Après Dumbo et Aladdin, il est temps de (re)découvrir un troisième grand classique Disney dans les salles : Le Roi Lion, signé Jon Favreau. Vingt-cinq ans séparent cette nouvelle adaptation du dessin animé original, multi-récompensé par les Oscars et les Golden Globes pour ses chansons et sa musique, composées par Elton John et Hans Zimmer.

Comme pour les précédents films cités – et comme cela sera prochainement le cas pour Mulan et La Petite Sirène – le questionnement demeure le même. Au-delà de l’apport mercantile, qu’apportent ces remakes à ces histoires qui ont transporté des générations entières ? Là où Tim Burton se réappropriait l’histoire de Dumbo de manière plus personnelle, Jon Favreau n’a quant à lui pas pris un seul risque… et crée un fort sentiment de frustration.

Une longue vidéo de chatons mignons

S’il y a bien une chose qui impressionne dès les premières minutes du film de Jon Favreau, c’est la modélisation des animaux. Dès lors que résonnent les premières notes de « L’Histoire de la Vie », le choc visuel est impressionnant. À poils, à plumes, à cornes, les animaux de la savane se dévoilent… Et l’on aurait presque l’impression de se retrouver devant un film Disney Nature. Une approche « naturaliste » défendue par le réalisateur, qui s’inscrit dans la continuité logique du Livre de la Jungle sorti il y a maintenant trois ans.

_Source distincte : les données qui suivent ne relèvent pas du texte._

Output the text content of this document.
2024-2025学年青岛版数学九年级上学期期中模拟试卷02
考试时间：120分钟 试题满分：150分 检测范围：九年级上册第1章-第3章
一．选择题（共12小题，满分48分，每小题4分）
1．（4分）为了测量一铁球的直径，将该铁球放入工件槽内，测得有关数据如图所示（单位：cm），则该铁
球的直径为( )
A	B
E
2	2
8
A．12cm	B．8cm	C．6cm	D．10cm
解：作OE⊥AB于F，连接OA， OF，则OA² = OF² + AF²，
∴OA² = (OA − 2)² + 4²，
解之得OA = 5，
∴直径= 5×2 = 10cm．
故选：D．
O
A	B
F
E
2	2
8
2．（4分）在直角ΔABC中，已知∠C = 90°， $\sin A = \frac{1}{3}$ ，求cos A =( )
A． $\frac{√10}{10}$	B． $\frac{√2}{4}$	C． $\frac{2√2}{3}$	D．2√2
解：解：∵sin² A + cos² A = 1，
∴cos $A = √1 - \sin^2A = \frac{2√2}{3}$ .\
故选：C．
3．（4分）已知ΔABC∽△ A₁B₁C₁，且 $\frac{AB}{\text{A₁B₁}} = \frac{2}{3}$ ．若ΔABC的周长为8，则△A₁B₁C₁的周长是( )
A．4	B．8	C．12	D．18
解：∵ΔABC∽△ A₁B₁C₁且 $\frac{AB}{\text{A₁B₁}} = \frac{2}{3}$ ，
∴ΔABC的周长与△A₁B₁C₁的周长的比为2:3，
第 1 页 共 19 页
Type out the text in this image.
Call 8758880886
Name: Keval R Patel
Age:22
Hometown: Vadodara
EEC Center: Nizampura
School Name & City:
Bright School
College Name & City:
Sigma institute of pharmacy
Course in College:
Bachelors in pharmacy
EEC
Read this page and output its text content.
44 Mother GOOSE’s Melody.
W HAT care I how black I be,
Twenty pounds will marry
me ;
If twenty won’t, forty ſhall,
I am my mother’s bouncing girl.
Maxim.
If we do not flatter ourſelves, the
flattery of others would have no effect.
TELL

L’idée s’avère formellement intriguante, mais force est de constater que tout se gâte à partir du moment où les animaux… ouvrent la gueule. Contrairement à un Andy Serkis dont le Mowgli restituait les performances de ses acteurs via la capture de mouvements, Jon Favreau a seulement fait enregistrer les lignes de dialogue à ses comédiens. Ce qui donne parfois l’impression que le texte énoncé ne colle pas aux mouvements des animaux. Oui, c’est étrange, dit comme ça.

Copié/collé et c’est gagné !

À l’annonce du casting original, il y avait de quoi s’enthousiasmer un minimum, surtout côté chansons. Donald Glover (ou Childish Gambino pour les intimes) et Beyoncé Knowles-Carter, deux artistes ultra-plébiscités à l’international pour leur musique et leurs engagements forts, pour incarner Simba et Nala : ça avait de la gueule. Le tout en assurant la production des chansons par Pharrell Williams et Hans Zimmer : on était alors en droit d’attendre un renouveau des musiques qui ont bercé notre enfance…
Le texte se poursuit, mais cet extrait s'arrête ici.